Er druckste eine Weile vor sich herum und ich war kurz davor, all das hier einfach abzubrechen. Der Junge handelte eher mit Fäusten, anstatt zu reden. Deswegen bewegten wir uns gerade wohl auf einem unbekannten Terrain.

"Ich habe seit Jahren bei meiner Großmutter gelebt, weil meine Eltern einfach... sie waren einfach das Allerletzte. Meine Großmutter war alles für mich. Ob du es glaubst oder nicht, aber ich habe es wirklich geliebt mit ihr Zeit zu verbringen", begann er zu erzählen und senkte bedrückt den Kopf. " Bis sie dann vor einigen Wochen... gestorben ist."

Das hatte Lauren Kris und mir bereits erklärt, nachdem er uns angefallen hatte.
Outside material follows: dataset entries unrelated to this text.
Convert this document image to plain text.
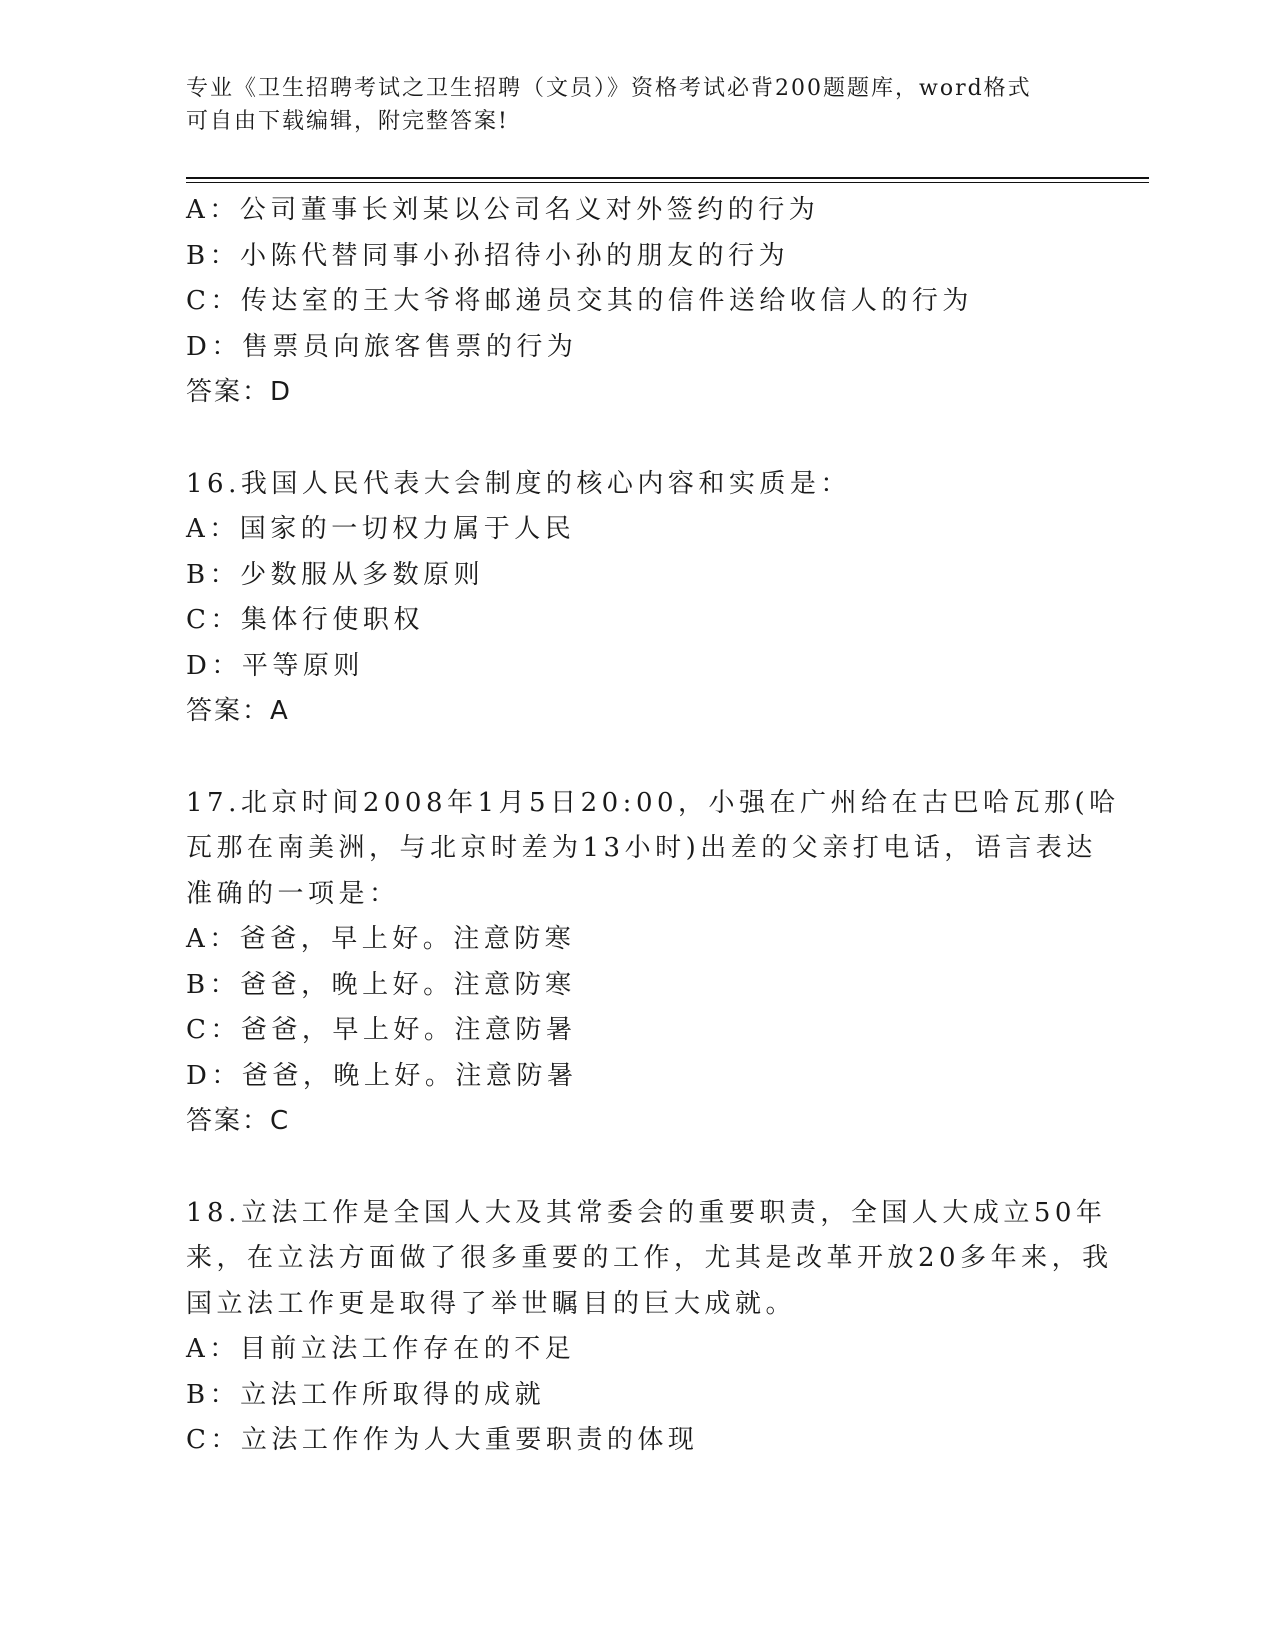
专业《卫生招聘考试之卫生招聘（文员）》资格考试必背200题题库，word格式
可自由下载编辑，附完整答案!
A：公司董事长刘某以公司名义对外签约的行为
B：小陈代替同事小孙招待小孙的朋友的行为
C：传达室的王大爷将邮递员交其的信件送给收信人的行为
D：售票员向旅客售票的行为
答案：D
16.我国人民代表大会制度的核心内容和实质是：
A：国家的一切权力属于人民
B：少数服从多数原则
C：集体行使职权
D：平等原则
答案：A
17.北京时间2008年1月5日20:00，小强在广州给在古巴哈瓦那(哈
瓦那在南美洲，与北京时差为13小时)出差的父亲打电话，语言表达
准确的一项是：
A：爸爸，早上好。注意防寒
B：爸爸，晚上好。注意防寒
C：爸爸，早上好。注意防暑
D：爸爸，晚上好。注意防暑
答案：C
18.立法工作是全国人大及其常委会的重要职责，全国人大成立50年
来，在立法方面做了很多重要的工作，尤其是改革开放20多年来，我
国立法工作更是取得了举世瞩目的巨大成就。
A：目前立法工作存在的不足
B：立法工作所取得的成就
C：立法工作作为人大重要职责的体现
Waren das vielleicht die Gründe, warum er in letzter Zeit noch anfälliger für Gewalt und Schlägereien gewesen ist?

"Ich weiß, das klingt für dich jetzt sicher ausgedacht, aber die Kette... deine Kette... hat ihr einmal gehört. Als ich kleiner gewesen bin, hatte sie genau diese Kette immer um den Hals getragen. Auch mit dieser Gravur und allem drum und dran. Dann hat sie die Kette verloren und seitdem ging es ihr von Tag zu Tag immer schlechter."

Wie konnte das sein, dass das Amulett eines Dämons schon so lange auf der Erde war? Ich befürchtete, Lucifer hatte mir so einiges zu erklären.
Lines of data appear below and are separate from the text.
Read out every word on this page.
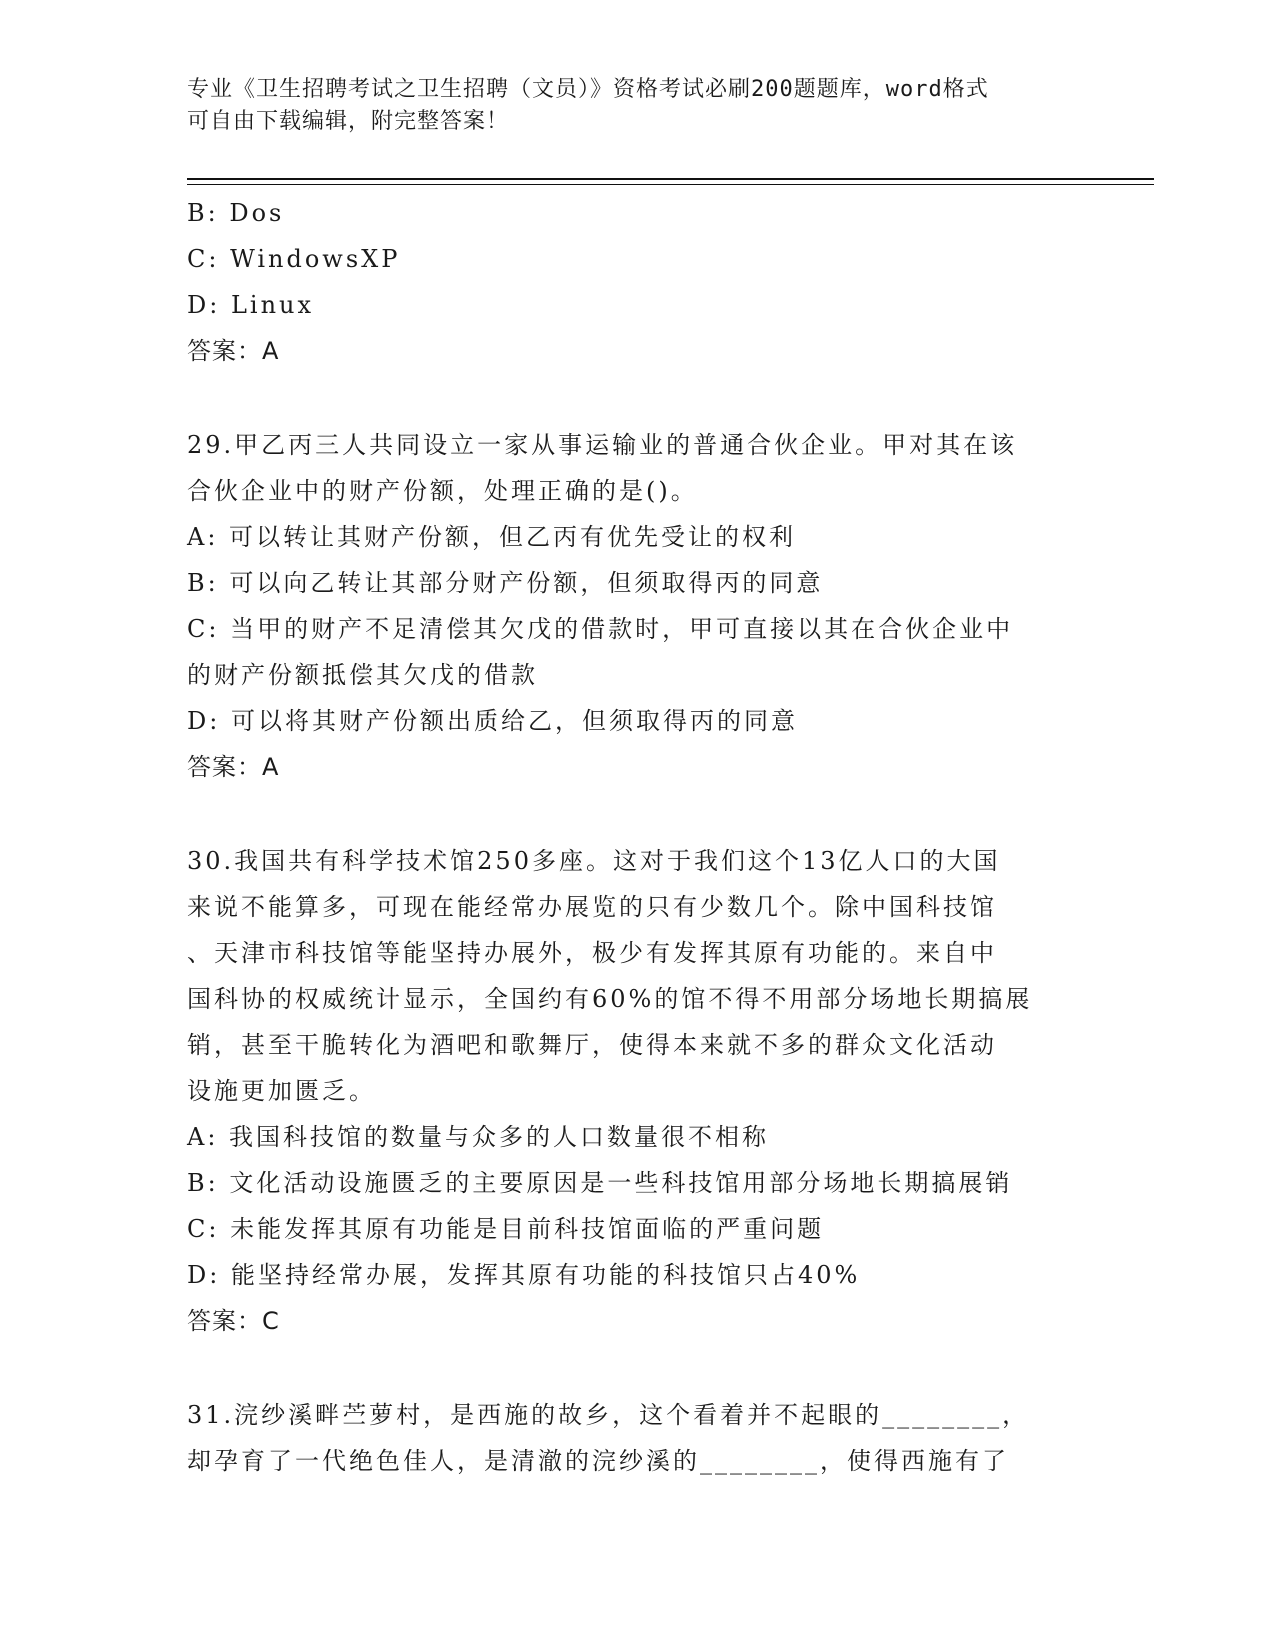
专业《卫生招聘考试之卫生招聘（文员）》资格考试必刷200题题库，word格式
可自由下载编辑，附完整答案！
B: Dos
C: WindowsXP
D: Linux
答案：A
29.甲乙丙三人共同设立一家从事运输业的普通合伙企业。甲对其在该
合伙企业中的财产份额，处理正确的是()。
A: 可以转让其财产份额，但乙丙有优先受让的权利
B: 可以向乙转让其部分财产份额，但须取得丙的同意
C: 当甲的财产不足清偿其欠戊的借款时，甲可直接以其在合伙企业中
的财产份额抵偿其欠戊的借款
D: 可以将其财产份额出质给乙，但须取得丙的同意
答案：A
30.我国共有科学技术馆250多座。这对于我们这个13亿人口的大国
来说不能算多，可现在能经常办展览的只有少数几个。除中国科技馆
、天津市科技馆等能坚持办展外，极少有发挥其原有功能的。来自中
国科协的权威统计显示，全国约有60%的馆不得不用部分场地长期搞展
销，甚至干脆转化为酒吧和歌舞厅，使得本来就不多的群众文化活动
设施更加匮乏。
A: 我国科技馆的数量与众多的人口数量很不相称
B: 文化活动设施匮乏的主要原因是一些科技馆用部分场地长期搞展销
C: 未能发挥其原有功能是目前科技馆面临的严重问题
D: 能坚持经常办展，发挥其原有功能的科技馆只占40%
答案：C
31.浣纱溪畔苎萝村，是西施的故乡，这个看着并不起眼的________，
却孕育了一代绝色佳人，是清澈的浣纱溪的________，使得西施有了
"Ich wollte die Kette für sie wieder holen, weil ich wusste... das hört sich vielleicht komisch an, aber ich weiß einfach, dass diese Kette etwas besonderes war. Sie hat ihr immer so viel Kraft gegeben." Ein leichtes Lächeln schlich sich auf seine Lippen. Es war mit Trauer gefüllt. "Als ich gemerkt habe, dass du genau diese Kette plötzlich trugst, dachte ich du hättest sie vielleicht gestohlen oder gefunden."

Eigentlich war die Kette ein Geburtstagsgeschenk zu meinem 17. Geburtstag gewesen. Mum ist so aufgeregt gewesen, als ich es ausgepackt und mich riesig darüber gefreut hatte.

"Ich weiß, dass du sie nicht geklaut hast, aber es hat mich im ersten Moment so wütend gemacht. Ab ihrem Tod war es sowieso zu spät, die Kette für sie zurück zu holen." Vincent schaute mich inzwischen gar nicht mehr an und kickte unbeholfen einen Stein davon. "Bisher habe ich dir immer die Schuld für ihren Tod gegeben. Ich musste irgendwem die Schuld geben, obwohl das nicht einmal stimmte."

Schweigend beobachtete ich den frustrierten Jungen dabei, wie er versuchte seine Gedanken zu sammeln.

"Ab dem Tag ihrer Beerdigung wollte ich die Kette wieder haben, um wenigstens etwas von ihr noch in meinem Leben haben zu können. Ich musste zu meinen Eltern zurück und hasste es auf Anhieb, wieder bei ihnen leben zu müssen. Um die Zeit bei ihnen irgendwie überstehen zu können, wollte ich Grannys Amulett zurück holen."

Ich war von der ganzen Geschichte einfach nur sprachlos und erwischte mich dabei, wie ich ihn mit weit aufgerissenem Mund anstarrte. Wie Vincent seine inneren Gefühle einfach vor mir aufgedeckt hatte, schockierte mich fast genauso sehr wie das, was er über die Lippen gebracht hatte.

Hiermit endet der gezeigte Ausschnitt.